In response to this heightened awareness, some security vendors are offering so-called 'silver bullet' solutions. These vendors promise that an all-in-one device at the perimeter of the network can offer total security from all attacks.
Companies that buy into this message condemn themselves to a flawed solution. The problem is that any one technology alone is not sufficient.
More importantly, the underlying network security architecture must be designed in such a way as to increase overall security. This type of architecture cannot be achieved simply by using all-in-one devices on the network perimeter.
There are two dimensions to well-designed network security architecture: width and depth. First, the width of the defence in the network is achieved by using many complementary types of security solution, such as firewalls and intrusion protection systems.

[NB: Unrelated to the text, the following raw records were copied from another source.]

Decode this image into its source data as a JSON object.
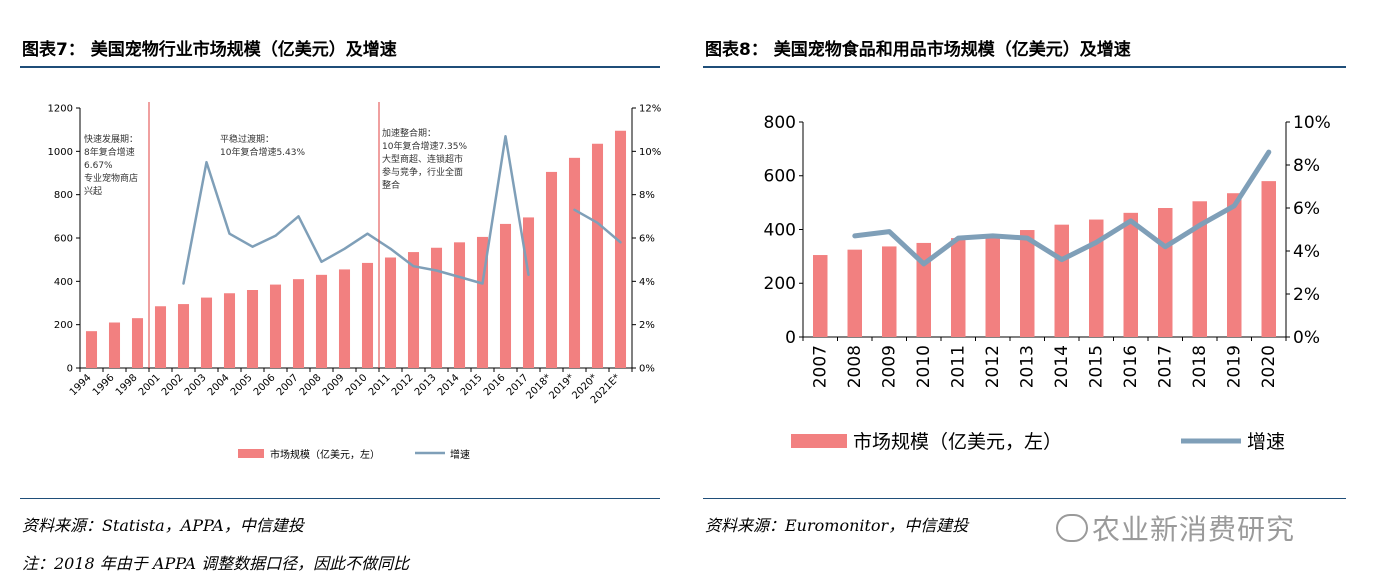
{
  "left": {
    "title": "图表7： 美国宠物行业市场规模（亿美元）及增速",
    "source": "资料来源：Statista，APPA，中信建投",
    "note": "注：2018 年由于 APPA 调整数据口径，因此不做同比"
  },
  "right": {
    "title": "图表8： 美国宠物食品和用品市场规模（亿美元）及增速",
    "source": "资料来源：Euromonitor，中信建投"
  },
  "watermark": "农业新消费研究",
  "colors": {
    "bar": "#f28080",
    "line": "#7f9fb8",
    "rule": "#1f4e79"
  },
  "chart_data": [
    {
      "type": "bar",
      "categories": [
        "1994",
        "1996",
        "1998",
        "2001",
        "2002",
        "2003",
        "2004",
        "2005",
        "2006",
        "2007",
        "2008",
        "2009",
        "2010",
        "2011",
        "2012",
        "2013",
        "2014",
        "2015",
        "2016",
        "2017",
        "2018*",
        "2019*",
        "2020*",
        "2021E*"
      ],
      "series": [
        {
          "name": "市场规模（亿美元，左）",
          "type": "bar",
          "axis": "left",
          "values": [
            170,
            210,
            230,
            285,
            295,
            325,
            345,
            360,
            385,
            410,
            430,
            455,
            485,
            510,
            535,
            555,
            580,
            605,
            665,
            695,
            905,
            970,
            1035,
            1095
          ]
        },
        {
          "name": "增速",
          "type": "line",
          "axis": "right",
          "values": [
            null,
            null,
            null,
            null,
            3.9,
            9.5,
            6.2,
            5.6,
            6.1,
            7.0,
            4.9,
            5.5,
            6.2,
            5.5,
            4.7,
            4.5,
            4.2,
            3.9,
            10.7,
            4.3,
            null,
            7.3,
            6.7,
            5.8
          ]
        }
      ],
      "ylim": [
        0,
        1200
      ],
      "yticks": [
        "0",
        "200",
        "400",
        "600",
        "800",
        "1000",
        "1200"
      ],
      "y2lim": [
        0,
        12
      ],
      "y2ticks": [
        "0%",
        "2%",
        "4%",
        "6%",
        "8%",
        "10%",
        "12%"
      ],
      "annotations": [
        {
          "lines": [
            "快速发展期：",
            "8年复合增速",
            "6.67%",
            "专业宠物商店",
            "兴起"
          ]
        },
        {
          "lines": [
            "平稳过渡期：",
            "10年复合增速5.43%"
          ]
        },
        {
          "lines": [
            "加速整合期：",
            "10年复合增速7.35%",
            "大型商超、连锁超市",
            "参与竞争，行业全面",
            "整合"
          ]
        }
      ],
      "dividers_after": [
        "1998",
        "2010"
      ],
      "legend": {
        "position": "bottom",
        "bar": "市场规模（亿美元，左）",
        "line": "增速"
      }
    },
    {
      "type": "bar",
      "categories": [
        "2007",
        "2008",
        "2009",
        "2010",
        "2011",
        "2012",
        "2013",
        "2014",
        "2015",
        "2016",
        "2017",
        "2018",
        "2019",
        "2020"
      ],
      "series": [
        {
          "name": "市场规模（亿美元，左）",
          "type": "bar",
          "axis": "left",
          "values": [
            305,
            325,
            337,
            350,
            368,
            382,
            398,
            418,
            437,
            462,
            480,
            505,
            535,
            580
          ]
        },
        {
          "name": "增速",
          "type": "line",
          "axis": "right",
          "values": [
            null,
            4.7,
            4.9,
            3.4,
            4.6,
            4.7,
            4.6,
            3.6,
            4.4,
            5.4,
            4.2,
            5.2,
            6.1,
            8.6
          ]
        }
      ],
      "ylim": [
        0,
        800
      ],
      "yticks": [
        "0",
        "200",
        "400",
        "600",
        "800"
      ],
      "y2lim": [
        0,
        10
      ],
      "y2ticks": [
        "0%",
        "2%",
        "4%",
        "6%",
        "8%",
        "10%"
      ],
      "legend": {
        "position": "bottom",
        "bar": "市场规模（亿美元，左）",
        "line": "增速"
      }
    }
  ]
}
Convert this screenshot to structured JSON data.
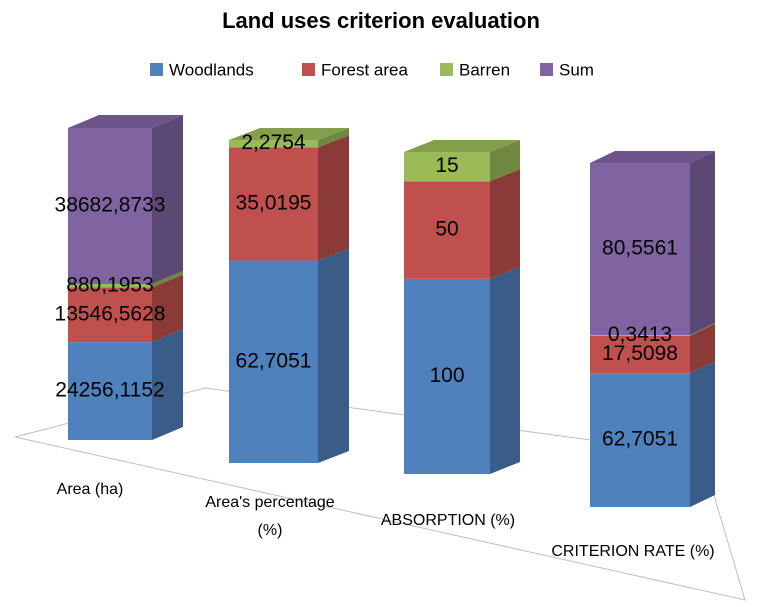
{
  "chart_data": {
    "type": "bar",
    "stacking": "percent",
    "title": "Land uses criterion evaluation",
    "categories": [
      "Area (ha)",
      "Area's percentage (%)",
      "ABSORPTION (%)",
      "CRITERION RATE (%)"
    ],
    "series": [
      {
        "name": "Woodlands",
        "color": "#4f81bd",
        "values": [
          24256.1152,
          62.7051,
          100,
          62.7051
        ],
        "value_labels": [
          "24256,1152",
          "62,7051",
          "100",
          "62,7051"
        ]
      },
      {
        "name": "Forest area",
        "color": "#c0504d",
        "values": [
          13546.5628,
          35.0195,
          50,
          17.5098
        ],
        "value_labels": [
          "13546,5628",
          "35,0195",
          "50",
          "17,5098"
        ]
      },
      {
        "name": "Barren",
        "color": "#9bbb59",
        "values": [
          880.1953,
          2.2754,
          15,
          0.3413
        ],
        "value_labels": [
          "880,1953",
          "2,2754",
          "15",
          "0,3413"
        ]
      },
      {
        "name": "Sum",
        "color": "#8064a2",
        "values": [
          38682.8733,
          null,
          null,
          80.5561
        ],
        "value_labels": [
          "38682,8733",
          null,
          null,
          "80,5561"
        ]
      }
    ],
    "legend": "top"
  }
}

These products work together to improve overall protection and thus reduce the probability of incidents. In addition, information produced by PS systems can be used to assist administrators in detecting, finding and stopping any unauthorised activity, thus limiting the company's actual exposure.
The depth of defence, in contrast, is achieved by using firewalls behind the perimeter defences to segment the network, thus forcing intruders to compromise several targets before getting to the valuable information.
In practice this means that, in addition to having a traditional 'de-militarised zone' where public services are located, your various servers, different parts of your organisation, services for partners as well as wireless local area network segments must be protected from each other with a firewall.
Finally, to complement the segmentation, and to add width to the defence in depth, you should consider deploying intrusion detection and prevention systems in key network segments.
These will allow you to collect information that will help you respond or recover when something malicious is happening or has already happened inside the network.
Without the depth in defence intrusion detection and prevention systems, whether they be on the perimeter or behind it, may fail to provide sufficient information for successful incident management.
The additional information collected helps you to determine what to do, and enables you to decide when to move from preventive mode into recovery mode.
Put simply, defence in depth reduces risk by lengthening the reaction window from the time an intruder first attempts to gain access, to when the intruder is able to cause serious damage.
The longer it takes to gain access to your valuable assets, and the more information you have about the attack, the better chance you have of preventing any actual damage or loss to your assets.